Tuesday, February 28, 2006

The Shamelessness Of Advertising

I don't get spam.
Well, I don't mean to say I never receive spam, quite the opposite. I don't understand spam. I used to, I mean, if you've got a communication medium like email at your fingertips that can potentially help you reach thousands, nay, millions of new customers, you'd be a fool not to use it. But honestly. Take a look at what spam is nowadays. Spam filters have gotten so effective that the only things coming through anymore often don't even contain advertising messages anymore. They contain random picks of words and sentences, probably picked from either dictionaries or novels, pieced together to form completely illegible bits of prose.
Of course, I generalize. I still get the usual bits of spam, but the completele-bollocks emails have conquered quite a bit of the field. Don't worry, though, you are still reaching my inbox with information on how to get my penis enlarged. How to make 'my lady' cum with exquisite shrieks of orgasmic delight, how to get a university degree by the press of a button, how to get software at prices that couldn't mean anything but 'illegal', and where to get the best pornographic images of underage tits and ass. It all reaches my inbox. And then the checkbox in front of it gets checked, I press 'delete', and even 'empty trash'. This may come as a shock to you, but that's the fact of the matter: I don't read your spam. I delete it. Without a second's thought. Every last email that doesn't look like I should read it gets wiped off the electronic freeway without even the slightest moment of regret.
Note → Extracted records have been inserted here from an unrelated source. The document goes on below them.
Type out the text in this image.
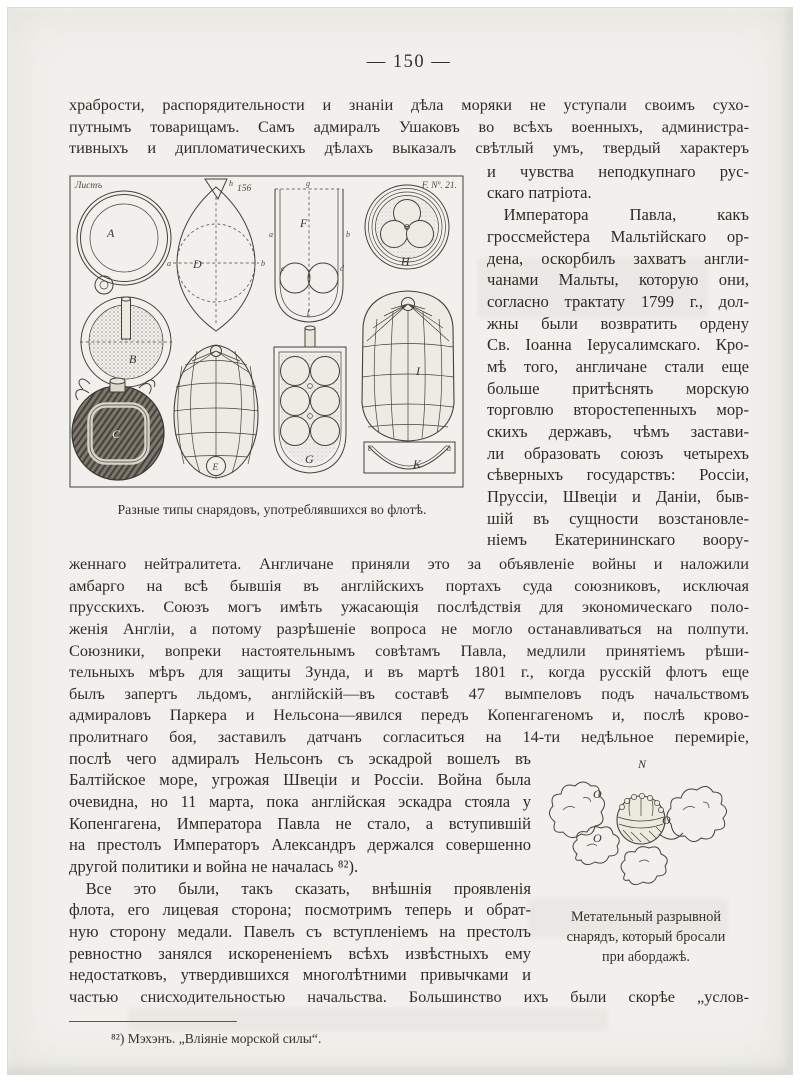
— 150 —
храбрости, распорядительности и знаніи дѣла моряки не уступали своимъ сухо-
путнымъ товарищамъ. Самъ адмиралъ Ушаковъ во всѣхъ военныхъ, администра-
тивныхъ и дипломатическихъ дѣлахъ выказалъ свѣтлый умъ, твердый характеръ
Листъ	156	F. Nº. 21.
A
a	b
h
D
a	b
c	d
f
g
F
H
B
C
E
G
I
c	a
K
Разные типы снарядовъ, употреблявшихся во флотѣ.
и чувства неподкупнаго рус-
скаго патріота.
 Императора Павла, какъ
гроссмейстера Мальтійскаго ор-
дена, оскорбилъ захватъ англи-
чанами Мальты, которую они,
согласно трактату 1799 г., дол-
жны были возвратить ордену
Св. Іоанна Іерусалимскаго. Кро-
мѣ того, англичане стали еще
больше притѣснять морскую
торговлю второстепенныхъ мор-
скихъ державъ, чѣмъ застави-
ли образовать союзъ четырехъ
сѣверныхъ государствъ: Россіи,
Пруссіи, Швеціи и Даніи, быв-
шій въ сущности возстановле-
ніемъ Екатерининскаго воору-
женнаго нейтралитета. Англичане приняли это за объявленіе войны и наложили
амбарго на всѣ бывшія въ англійскихъ портахъ суда союзниковъ, исключая
прусскихъ. Союзъ могъ имѣть ужасающія послѣдствія для экономическаго поло-
женія Англіи, а потому разрѣшеніе вопроса не могло останавливаться на полпути.
Союзники, вопреки настоятельнымъ совѣтамъ Павла, медлили принятіемъ рѣши-
тельныхъ мѣръ для защиты Зунда, и въ мартѣ 1801 г., когда русскій флотъ еще
былъ запертъ льдомъ, англійскій—въ составѣ 47 вымпеловъ подъ начальствомъ
адмираловъ Паркера и Нельсона—явился передъ Копенгагеномъ и, послѣ крово-
пролитнаго боя, заставилъ датчанъ согласиться на 14-ти недѣльное перемиріе,
послѣ чего адмиралъ Нельсонъ съ эскадрой вошелъ въ
Балтійское море, угрожая Швеціи и Россіи. Война была
очевидна, но 11 марта, пока англійская эскадра стояла у
Копенгагена, Императора Павла не стало, а вступившій
на престолъ Императоръ Александръ держался совершенно
другой политики и война не началась ⁸²).
 Все это были, такъ сказать, внѣшнія проявленія
флота, его лицевая сторона; посмотримъ теперь и обрат-
ную сторону медали. Павелъ съ вступленіемъ на престолъ
ревностно занялся искорененіемъ всѣхъ извѣстныхъ ему
недостатковъ, утвердившихся многолѣтними привычками и
N
O
O
O
Метательный разрывной
снарядъ, который бросали
при абордажѣ.
частью снисходительностью начальства. Большинство ихъ были скорѣе „услов-
⁸²) Мэхэнъ. „Вліяніе морской силы“.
Yet people keep sending them. To gazillions of addresses, world-wide. Every day. I'm inclined to say every minute. And we at Probeersel.com receive them as well. By the thousands. And the ways around the spam filters seem to get craftier and craftier. I can't help but wonder if that's the only reason they get sent at all anymore. To find clever ways to get around the spam filter. Like viruses (virii ?) are created as sort of anarchistic ways to bypass security, only to, in turn, challenge security builders to fight them again. So, in essence, sending illegible email to just to see if it reaches the addressee.
That has to be the reason. I mean.. show of hands: who even reads spam anymore ? Do advertisers really think that their messages of clearing our debts, ordering Viagra, helping to smuggle a large sum of money out of a country in war, and meeting fresh, young mail order brides online are reaching us ? I mean, hell, I only read them today as a slight bit of quick research for what I am writing here. All the rest goes straight into the digital shredder. And it seems like such a stupid waste of time, money, network bandwidth, storage space, server power, engineer intelligence, and whatever else is wasted on this.
No one reads spam anymore. Except perhaps some 90 year old dimwit who just got his first online connection and is happy with any email he receives. Spam has changed a perfectly good advertising channel into a public nuisance. No respectable advertising company should even consider advertising via email anymore - it has simply lost all effect and can even harm the impression the addressee has / had of the company you're sending it for. I for one wouldn't want to deal with a company that bothers millions of innocent email address owners with this crap. Even if I'd want a penis enlargement (and I don't, I'm quite glad to report no one with actual experience regarding my penis has brought up the suggestion) I would consult a doctor. Or if for whatever desperate reason the internet was my only resource for scheduling such an operation, I'd friggin' Google for a respectable-looking company that handles these things. And doesn't flood half the web with garbled Dickens regurgitations.
But then again, the logic of advertising have always sort of been beyond me. I just saw an Opel commercial where images of babies clapping their hands were supposed to sell me a car. And to think I'm actually considering going back into that world.